When 1989 hit and the racing surface for Kansas City racing changed from dirt to asphalt (the new Lakeside Speedway opened and I-70 Speedway began weekly racing), Beebe made the change, eventually becoming a regular on the ARTGO racing series and later the ASA racing series. Many will remember the ARTGO series headed by John McKarns, as the series which brought us the white line rule to new Lakeside Speedway. The ARTGO Series was to asphalt racing what the USMTS Series is currently to dirt racing. Asphalt Late Model racing on numerous tracks in the Midwest, led to Beebe regularly competing against drivers like Matt Kenseth, Larry Phillips, Steve Carlson, Joe Shear, Tony Roper, and Kevin Cywinski. Rick was always a driver favored to win any of these races, usually qualifying in the top 10 positions.
Rick became the Kansas City Racing fan favorite competing in these races, many which were televised and would have us glued to our televisions watching and cheering on the hometown driver or in the early days of VCRs, at the very least we were recording them, while attending local races. When the ASA races were at I-70 Speedway, most of the hometown crowd was pulling for Rick Beebe to win the race. During the decade of the 1990s Rick Beebe was the Kansas City driver everyone recognized nationally.

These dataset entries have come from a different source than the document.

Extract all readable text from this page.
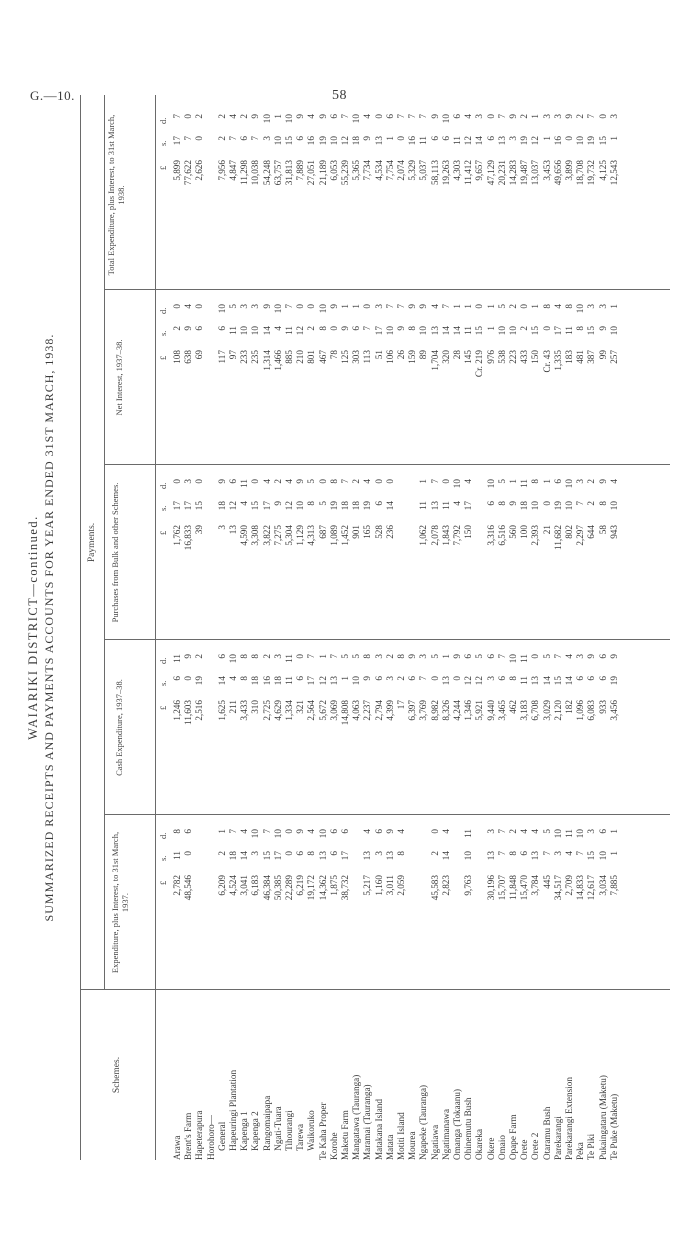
G.—10.	58
WAIARIKI DISTRICT—continued. SUMMARIZED RECEIPTS AND PAYMENTS ACCOUNTS FOR YEAR ENDED 31ST MARCH, 1938.
Schemes.
Payments.
Expenditure, plus Interest, to 31st March, 1937.
Cash Expenditure, 1937–38.
Purchases from Bulk and other Schemes.
Net Interest, 1937–38.
Total Expenditure, plus Interest, to 31st March, 1938.
£
s.
d.
£
s.
d.
£
s.
d.
£
s.
d.
£
s.
d.
Arawa
2,782
11
8
1,246
6
11
1,762
17
0
108
2
0
5,899
17
7
Brent's Farm
48,546
0
6
11,603
0
9
16,833
17
3
638
9
4
77,622
7
0
Hapeterapura
2,516
19
2
39
15
0
69
6
0
2,626
0
2
Horohoro—  General
6,209
2
1
1,625
14
6
3
18
9
117
6
10
7,956
2
2
 Hapeuringi Plantation
4,524
18
7
211
4
10
13
12
6
97
11
5
4,847
7
4
 Kapenga 1
3,041
14
4
3,433
8
8
4,590
4
11
233
10
3
11,298
6
2
 Kapenga 2
6,183
3
10
310
18
8
3,308
15
0
235
10
3
10,038
7
9
 Rangomaipapa
46,384
15
7
2,725
16
2
3,822
17
4
1,314
14
9
54,248
3
10
 Ngati-Tuara
50,385
17
10
4,629
18
3
7,275
9
2
1,466
4
10
63,757
10
1
 Tihourangi
22,289
0
0
1,334
11
11
5,304
12
4
885
11
7
31,813
15
10
 Tarewa
6,219
6
9
321
6
0
1,129
10
9
210
12
0
7,889
6
9
 Waikoruko
19,172
8
4
2,564
17
7
4,313
8
5
801
2
0
27,051
16
4
Te Kaha Proper
14,362
13
10
5,672
12
1
687
5
0
467
8
10
21,189
19
9
Korohe
1,875
6
6
3,069
13
7
1,089
19
8
78
0
9
6,053
10
6
Maketu Farm
38,732
17
6
14,808
1
5
1,452
18
7
125
9
1
55,239
12
7
Mangatawa (Tauranga)
4,063
10
5
901
18
2
303
6
1
5,365
18
10
Maramai (Tauranga)
5,217
13
4
2,237
9
8
165
19
4
113
7
0
7,734
9
4
Matakana Island
1,160
3
6
2,794
6
3
528
6
0
51
17
3
4,534
13
0
Matata
3,011
13
9
4,399
3
2
236
14
0
106
10
7
7,754
1
6
Motiti Island
2,059
8
4
17
2
8
26
9
7
2,074
0
7
Mourea
6,397
6
9
159
8
9
5,329
16
7
Ngapeke (Tauranga)
3,769
7
3
1,062
11
1
89
10
9
5,037
11
7
Ngatiawa
45,583
2
0
8,982
0
5
2,078
13
7
1,704
13
4
58,113
6
9
Ngatimanawa
2,823
14
4
8,326
13
1
1,843
11
0
320
14
7
19,263
6
10
Omanga (Tokaanu)
4,244
0
9
7,792
4
10
28
14
1
4,303
11
6
Ohinemutu Bush
9,763
10
11
1,346
12
6
150
17
4
145
11
1
11,412
12
4
Okareka
5,921
12
5
Cr. 219
15
0
9,657
14
3
Okere
30,196
13
3
9,440
3
6
3,316
6
10
976
1
1
47,129
6
0
Omaio
15,707
7
7
3,465
6
7
6,516
8
5
538
10
5
20,231
13
7
Opape Farm
11,848
8
2
462
8
10
560
9
1
223
10
2
14,283
3
9
Orete
15,470
6
4
3,183
11
11
100
18
11
433
2
0
19,487
19
2
Orete 2
3,784
13
4
6,708
13
0
2,393
10
8
150
15
1
13,037
12
1
Otaramu Bush
445
7
5
3,029
14
5
21
0
1
Cr. 43
0
8
3,453
1
3
Parekarangi
34,517
3
10
2,120
15
7
11,682
19
6
1,335
17
4
49,656
16
3
Parekarangi Extension
2,709
4
11
182
14
4
802
10
10
183
11
8
3,899
0
9
Peka
14,833
7
10
1,096
6
3
2,297
7
3
481
8
10
18,708
10
2
Te Piki
12,617
15
3
6,083
6
9
644
2
2
387
15
3
19,732
19
7
Pukaingataru (Maketu)
3,034
10
6
933
6
6
58
8
9
99
9
3
4,125
15
0
Te Puke (Maketu)
7,885
1
1
3,456
19
9
943
10
4
257
10
1
12,543
1
3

Competing at I-70 Speedway also led to Beebe competing in the NASCAR Camping World Truck Series and eventually the NASCAR Xfinity (was Busch) Series. In the ASA Series Rick was respected enough as a racer he became the series mentor for the rookies, which include Seven Time NASCAR Sprint Cup Champion Jimmie Johnson and last year’s Champion Kyle Busch.
As the asphalt racing scene faded away from the Kansas City area and even more so as the ARTGO and ASA series died, asphalt racing has died nationally. Rick Beebe made the change back to dirt, his roots. Instead of Late Models though he returned to the dirt Modifieds. He competed again at the highest levels of modified racing in the USMTS series.
Rick has always been a supporter of local racing, supporting the Central Auto Racing Boosters in 2005 by selling them his show car trailer to utilize as traveling museum for their Hall of Fame. Local racing has been fortunate to have Rick Beebe be an ambassador for Kansas City area drivers. From a national level Rick was the recognized Kansas City driver between two local nationally recognized NASCAR drivers, Terry Bivins to Clint Bowyer. Today Racingkc inducts Rick Beebe into our Hall of Fame.